Doing a quick google, the first few sites I find seem to use a similar understanding https://www.geeksforgeeks.org/time-and-space-complexity-anal...

1 comments

The confusion is around space complexity vs auxiliary space complexity (extra space).

space complexity is O(n) but auxiliary space complexity uses Theta for notation instead.

But people aren't too picky on the notation and usually say something like "O(1) extra space" instead of using theta.

https://en.m.wikipedia.org/wiki/Space_complexity

That’s not quite accurate. Big O notation and Theta notation are different ways of expressing the growth rates of functions - the choice of using Big O or Theta is independent of whether you’re trying to specify total space complexity or auxiliary space complexity.

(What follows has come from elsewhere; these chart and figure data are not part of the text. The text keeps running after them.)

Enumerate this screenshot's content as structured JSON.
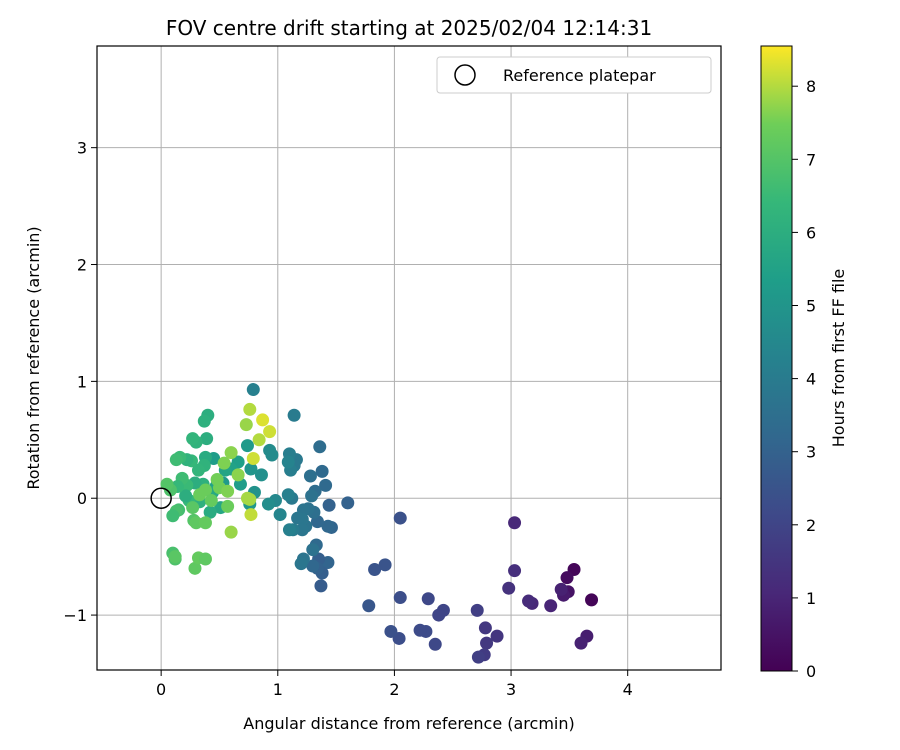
{
  "chart_data": {
    "type": "scatter",
    "title": "FOV centre drift starting at 2025/02/04 12:14:31",
    "xlabel": "Angular distance from reference (arcmin)",
    "ylabel": "Rotation from reference (arcmin)",
    "xlim": [
      -0.55,
      4.8
    ],
    "ylim": [
      -1.47,
      3.87
    ],
    "xticks": [
      0,
      1,
      2,
      3,
      4
    ],
    "yticks": [
      -1,
      0,
      1,
      2,
      3
    ],
    "xtick_labels": [
      "0",
      "1",
      "2",
      "3",
      "4"
    ],
    "ytick_labels": [
      "−1",
      "0",
      "1",
      "2",
      "3"
    ],
    "grid": true,
    "legend": {
      "position": "top-right",
      "entries": [
        "Reference platepar"
      ]
    },
    "reference_point": {
      "name": "Reference platepar",
      "x": 0,
      "y": 0
    },
    "colorbar": {
      "label": "Hours from first FF file",
      "range": [
        0,
        8.55
      ],
      "ticks": [
        0,
        1,
        2,
        3,
        4,
        5,
        6,
        7,
        8
      ],
      "tick_labels": [
        "0",
        "1",
        "2",
        "3",
        "4",
        "5",
        "6",
        "7",
        "8"
      ],
      "colormap": "viridis"
    },
    "points": [
      [
        3.69,
        -0.87,
        0.1
      ],
      [
        3.54,
        -0.61,
        0.15
      ],
      [
        3.48,
        -0.68,
        0.3
      ],
      [
        3.49,
        -0.8,
        0.5
      ],
      [
        3.45,
        -0.83,
        0.7
      ],
      [
        3.43,
        -0.78,
        0.9
      ],
      [
        3.65,
        -1.18,
        0.8
      ],
      [
        3.6,
        -1.24,
        0.9
      ],
      [
        3.34,
        -0.92,
        1.0
      ],
      [
        3.18,
        -0.9,
        1.1
      ],
      [
        3.15,
        -0.88,
        1.2
      ],
      [
        3.03,
        -0.62,
        1.3
      ],
      [
        3.03,
        -0.21,
        1.1
      ],
      [
        2.98,
        -0.77,
        1.4
      ],
      [
        2.88,
        -1.18,
        1.5
      ],
      [
        2.79,
        -1.24,
        1.6
      ],
      [
        2.78,
        -1.11,
        1.6
      ],
      [
        2.77,
        -1.34,
        1.7
      ],
      [
        2.72,
        -1.36,
        1.8
      ],
      [
        2.71,
        -0.96,
        1.8
      ],
      [
        2.42,
        -0.96,
        2.0
      ],
      [
        2.38,
        -1.0,
        2.0
      ],
      [
        2.35,
        -1.25,
        2.1
      ],
      [
        2.29,
        -0.86,
        2.1
      ],
      [
        2.27,
        -1.14,
        2.2
      ],
      [
        2.22,
        -1.13,
        2.2
      ],
      [
        2.05,
        -0.85,
        2.3
      ],
      [
        2.05,
        -0.17,
        2.4
      ],
      [
        2.04,
        -1.2,
        2.3
      ],
      [
        1.97,
        -1.14,
        2.4
      ],
      [
        1.92,
        -0.57,
        2.5
      ],
      [
        1.83,
        -0.61,
        2.5
      ],
      [
        1.78,
        -0.92,
        2.6
      ],
      [
        1.6,
        -0.04,
        3.0
      ],
      [
        1.46,
        -0.25,
        3.1
      ],
      [
        1.44,
        -0.06,
        3.0
      ],
      [
        1.43,
        -0.24,
        3.2
      ],
      [
        1.43,
        -0.55,
        3.1
      ],
      [
        1.41,
        0.11,
        3.3
      ],
      [
        1.38,
        0.23,
        3.3
      ],
      [
        1.38,
        -0.64,
        2.9
      ],
      [
        1.37,
        -0.75,
        2.8
      ],
      [
        1.36,
        0.44,
        3.4
      ],
      [
        1.35,
        -0.52,
        2.9
      ],
      [
        1.34,
        -0.2,
        3.2
      ],
      [
        1.34,
        -0.6,
        3.0
      ],
      [
        1.33,
        -0.4,
        3.3
      ],
      [
        1.32,
        0.06,
        3.4
      ],
      [
        1.31,
        -0.12,
        3.5
      ],
      [
        1.3,
        -0.58,
        3.2
      ],
      [
        1.3,
        -0.44,
        3.6
      ],
      [
        1.29,
        0.02,
        3.6
      ],
      [
        1.28,
        0.19,
        3.5
      ],
      [
        1.26,
        -0.09,
        3.6
      ],
      [
        1.24,
        -0.24,
        3.7
      ],
      [
        1.22,
        -0.52,
        3.7
      ],
      [
        1.22,
        -0.1,
        3.7
      ],
      [
        1.21,
        -0.18,
        3.8
      ],
      [
        1.21,
        -0.27,
        3.8
      ],
      [
        1.2,
        -0.56,
        3.8
      ],
      [
        1.17,
        -0.17,
        3.8
      ],
      [
        1.16,
        0.33,
        3.9
      ],
      [
        1.14,
        0.71,
        4.0
      ],
      [
        1.14,
        0.28,
        3.9
      ],
      [
        1.13,
        -0.27,
        4.0
      ],
      [
        1.12,
        0.0,
        3.9
      ],
      [
        1.11,
        0.24,
        4.1
      ],
      [
        1.1,
        0.38,
        4.1
      ],
      [
        1.1,
        -0.27,
        4.2
      ],
      [
        1.09,
        0.03,
        4.2
      ],
      [
        1.09,
        0.31,
        4.3
      ],
      [
        1.02,
        -0.14,
        4.4
      ],
      [
        0.98,
        -0.02,
        4.5
      ],
      [
        0.95,
        0.37,
        4.6
      ],
      [
        0.93,
        0.41,
        4.6
      ],
      [
        0.92,
        -0.05,
        4.7
      ],
      [
        0.86,
        0.2,
        4.8
      ],
      [
        0.8,
        0.05,
        4.9
      ],
      [
        0.79,
        0.93,
        4.2
      ],
      [
        0.77,
        0.25,
        5.0
      ],
      [
        0.76,
        -0.05,
        5.1
      ],
      [
        0.74,
        0.45,
        5.2
      ],
      [
        0.68,
        0.12,
        5.3
      ],
      [
        0.66,
        0.31,
        5.4
      ],
      [
        0.6,
        0.25,
        5.5
      ],
      [
        0.55,
        0.24,
        5.6
      ],
      [
        0.53,
        0.13,
        5.2
      ],
      [
        0.51,
        -0.08,
        5.7
      ],
      [
        0.47,
        0.1,
        5.5
      ],
      [
        0.45,
        0.34,
        5.3
      ],
      [
        0.44,
        0.05,
        5.8
      ],
      [
        0.42,
        -0.12,
        5.9
      ],
      [
        0.4,
        0.71,
        6.0
      ],
      [
        0.39,
        0.51,
        6.0
      ],
      [
        0.38,
        0.35,
        5.9
      ],
      [
        0.37,
        0.66,
        6.1
      ],
      [
        0.37,
        0.28,
        6.2
      ],
      [
        0.36,
        0.12,
        6.1
      ],
      [
        0.33,
        -0.03,
        6.1
      ],
      [
        0.32,
        0.24,
        6.3
      ],
      [
        0.3,
        0.48,
        6.2
      ],
      [
        0.29,
        0.13,
        6.0
      ],
      [
        0.27,
        0.51,
        6.3
      ],
      [
        0.26,
        0.32,
        6.4
      ],
      [
        0.24,
        -0.02,
        6.4
      ],
      [
        0.22,
        0.33,
        6.2
      ],
      [
        0.22,
        0.11,
        6.5
      ],
      [
        0.21,
        0.02,
        6.0
      ],
      [
        0.18,
        0.17,
        6.6
      ],
      [
        0.16,
        0.35,
        6.5
      ],
      [
        0.15,
        -0.1,
        6.7
      ],
      [
        0.14,
        0.1,
        6.4
      ],
      [
        0.13,
        -0.11,
        6.8
      ],
      [
        0.13,
        0.33,
        6.6
      ],
      [
        0.12,
        -0.52,
        6.9
      ],
      [
        0.1,
        -0.47,
        6.8
      ],
      [
        0.1,
        -0.15,
        6.6
      ],
      [
        0.08,
        0.07,
        6.9
      ],
      [
        0.05,
        0.12,
        7.0
      ],
      [
        0.12,
        -0.5,
        7.1
      ],
      [
        0.27,
        -0.08,
        7.1
      ],
      [
        0.28,
        -0.19,
        7.0
      ],
      [
        0.3,
        -0.21,
        7.2
      ],
      [
        0.29,
        -0.6,
        7.2
      ],
      [
        0.32,
        -0.51,
        7.3
      ],
      [
        0.38,
        -0.52,
        7.2
      ],
      [
        0.38,
        -0.21,
        7.3
      ],
      [
        0.33,
        0.03,
        7.4
      ],
      [
        0.38,
        0.07,
        7.4
      ],
      [
        0.43,
        -0.02,
        7.3
      ],
      [
        0.48,
        0.16,
        7.5
      ],
      [
        0.5,
        0.09,
        7.5
      ],
      [
        0.54,
        0.3,
        7.6
      ],
      [
        0.57,
        0.06,
        7.6
      ],
      [
        0.57,
        -0.07,
        7.4
      ],
      [
        0.6,
        0.39,
        7.7
      ],
      [
        0.6,
        -0.29,
        7.8
      ],
      [
        0.66,
        0.2,
        7.7
      ],
      [
        0.73,
        0.63,
        7.8
      ],
      [
        0.74,
        0.0,
        7.9
      ],
      [
        0.76,
        -0.01,
        7.9
      ],
      [
        0.76,
        0.76,
        8.0
      ],
      [
        0.77,
        -0.14,
        8.1
      ],
      [
        0.79,
        0.34,
        8.2
      ],
      [
        0.84,
        0.5,
        8.0
      ],
      [
        0.87,
        0.67,
        8.3
      ],
      [
        0.93,
        0.57,
        8.2
      ]
    ]
  }
}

Saying something is O(n) tells you it grows at most linearly, but this would also admit e.g. log n.

Saying something is Theta(n) tells you it grows exactly linearly: that is, it is not a slower growth rate like log n, nor a faster growth rate like n^2.

Yeah, you are correct I misinterpreted the article.

But yeah I guess space complexity vs auxiliary space complexity is just a bit ambigous.